In their latest production they tackle the fishing industry, showing the problems faced by small independent fisheries. Our main puppet character is Alf, a man who has fished the Cornish coast all his life but is now plagued by debt and preyed upon by the larger companies, who threaten to buy-up his fishing quota.
Whilst the plot may be pedestrian, the puppetry is poetic. Alf is created with a minimalist beauty; we see only his head and hands and yet the ensemble’s well-observed movements are able to convey a world of emotions. We see him ignoring the worsening fate of his business and turning instead to drink.
Meanwhile the strained relationship with his son is only made worse when the magnitude of his debt is revealed.
Smoking Apples are able to communicate the subtleties of this father-son relationship without the actors actually exchanging any dialogue at all. Rather, the puppet functions more like a mask, with the puppeteers control their movements without adding anything more than an ‘arrrr’ or a ‘mmm’. Important plot points are relayed through recorded answerphone messages, which is a clever idea at first, but the device becomes a little tired by the play’s end.
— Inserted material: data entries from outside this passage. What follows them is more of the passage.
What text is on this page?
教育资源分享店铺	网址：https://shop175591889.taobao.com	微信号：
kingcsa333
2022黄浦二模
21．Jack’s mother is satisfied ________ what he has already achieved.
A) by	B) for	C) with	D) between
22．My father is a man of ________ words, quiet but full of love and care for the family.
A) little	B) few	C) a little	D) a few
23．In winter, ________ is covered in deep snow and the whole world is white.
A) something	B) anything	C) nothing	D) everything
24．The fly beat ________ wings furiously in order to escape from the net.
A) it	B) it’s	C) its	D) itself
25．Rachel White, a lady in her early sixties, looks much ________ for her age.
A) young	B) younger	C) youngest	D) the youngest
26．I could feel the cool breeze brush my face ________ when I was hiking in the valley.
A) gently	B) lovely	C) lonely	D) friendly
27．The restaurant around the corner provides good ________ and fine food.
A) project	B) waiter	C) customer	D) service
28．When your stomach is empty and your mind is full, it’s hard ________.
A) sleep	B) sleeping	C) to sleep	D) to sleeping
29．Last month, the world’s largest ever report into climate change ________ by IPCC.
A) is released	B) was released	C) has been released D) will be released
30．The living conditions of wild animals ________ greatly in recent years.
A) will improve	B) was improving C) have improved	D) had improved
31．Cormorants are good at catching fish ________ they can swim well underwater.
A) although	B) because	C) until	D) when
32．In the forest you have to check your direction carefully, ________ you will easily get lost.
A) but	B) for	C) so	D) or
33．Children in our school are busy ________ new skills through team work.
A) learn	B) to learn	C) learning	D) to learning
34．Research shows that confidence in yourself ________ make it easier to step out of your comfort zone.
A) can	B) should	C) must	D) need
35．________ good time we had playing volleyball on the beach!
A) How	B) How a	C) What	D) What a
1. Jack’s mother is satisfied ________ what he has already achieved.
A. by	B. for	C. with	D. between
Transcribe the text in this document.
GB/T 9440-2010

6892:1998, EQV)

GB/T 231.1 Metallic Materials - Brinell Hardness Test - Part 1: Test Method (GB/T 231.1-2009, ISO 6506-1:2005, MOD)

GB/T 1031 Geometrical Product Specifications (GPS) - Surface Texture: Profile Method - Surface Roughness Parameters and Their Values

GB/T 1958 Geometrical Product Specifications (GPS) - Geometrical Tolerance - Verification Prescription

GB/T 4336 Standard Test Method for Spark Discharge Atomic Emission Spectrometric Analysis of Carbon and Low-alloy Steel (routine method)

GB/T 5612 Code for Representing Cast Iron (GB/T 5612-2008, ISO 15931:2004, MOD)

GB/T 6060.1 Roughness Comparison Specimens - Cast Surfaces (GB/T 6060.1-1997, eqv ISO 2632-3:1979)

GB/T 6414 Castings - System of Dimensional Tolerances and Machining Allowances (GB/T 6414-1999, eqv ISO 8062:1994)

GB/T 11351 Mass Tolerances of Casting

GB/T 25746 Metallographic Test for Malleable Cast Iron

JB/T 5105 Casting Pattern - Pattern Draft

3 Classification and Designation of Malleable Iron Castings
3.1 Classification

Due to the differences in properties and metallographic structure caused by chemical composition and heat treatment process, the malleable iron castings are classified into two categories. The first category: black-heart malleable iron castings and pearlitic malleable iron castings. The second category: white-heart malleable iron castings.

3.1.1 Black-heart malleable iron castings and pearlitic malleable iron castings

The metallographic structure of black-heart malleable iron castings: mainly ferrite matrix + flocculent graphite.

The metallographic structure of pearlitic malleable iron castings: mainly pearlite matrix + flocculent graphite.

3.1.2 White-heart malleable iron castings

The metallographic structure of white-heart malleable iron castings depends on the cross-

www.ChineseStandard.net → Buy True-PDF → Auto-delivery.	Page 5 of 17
There is much to enjoy in this production, though. Foremost it’s the creative ensemble work; Smoking Apples construct spaces such as a ship’s deck in Cornwall or Ronnie Scott’s Jazz Club in London with simplicity. They also transition between locations with imaginative flair. For example, Alf’s visits to see his son in London involve rainy car journeys, and these take the form of model cars being pushed along a plank under the outpourings of a watering can- the audience lapped up these charming touches.
It’s the same sort of charm that makes one of the puppets- the downcast seagull- one of the highlights of the show. He’s always so close to getting his beak around a morsel of fish or a leftover chip and yet misses out time and time again, which forms a nice comic parallel to Alf’s own journey. The audience end up rooting for both these characters, and it’s satisfying to see their happy endings linked; sardines fill the seagull’s belly and Alf’s pockets.
Although the narrative dips at times, In Our Hands provides the audience with lots of visual pleasure. This company is brimming with talent and hopefully their next piece will tighten up the content so it matches the ingenuity of their style and form.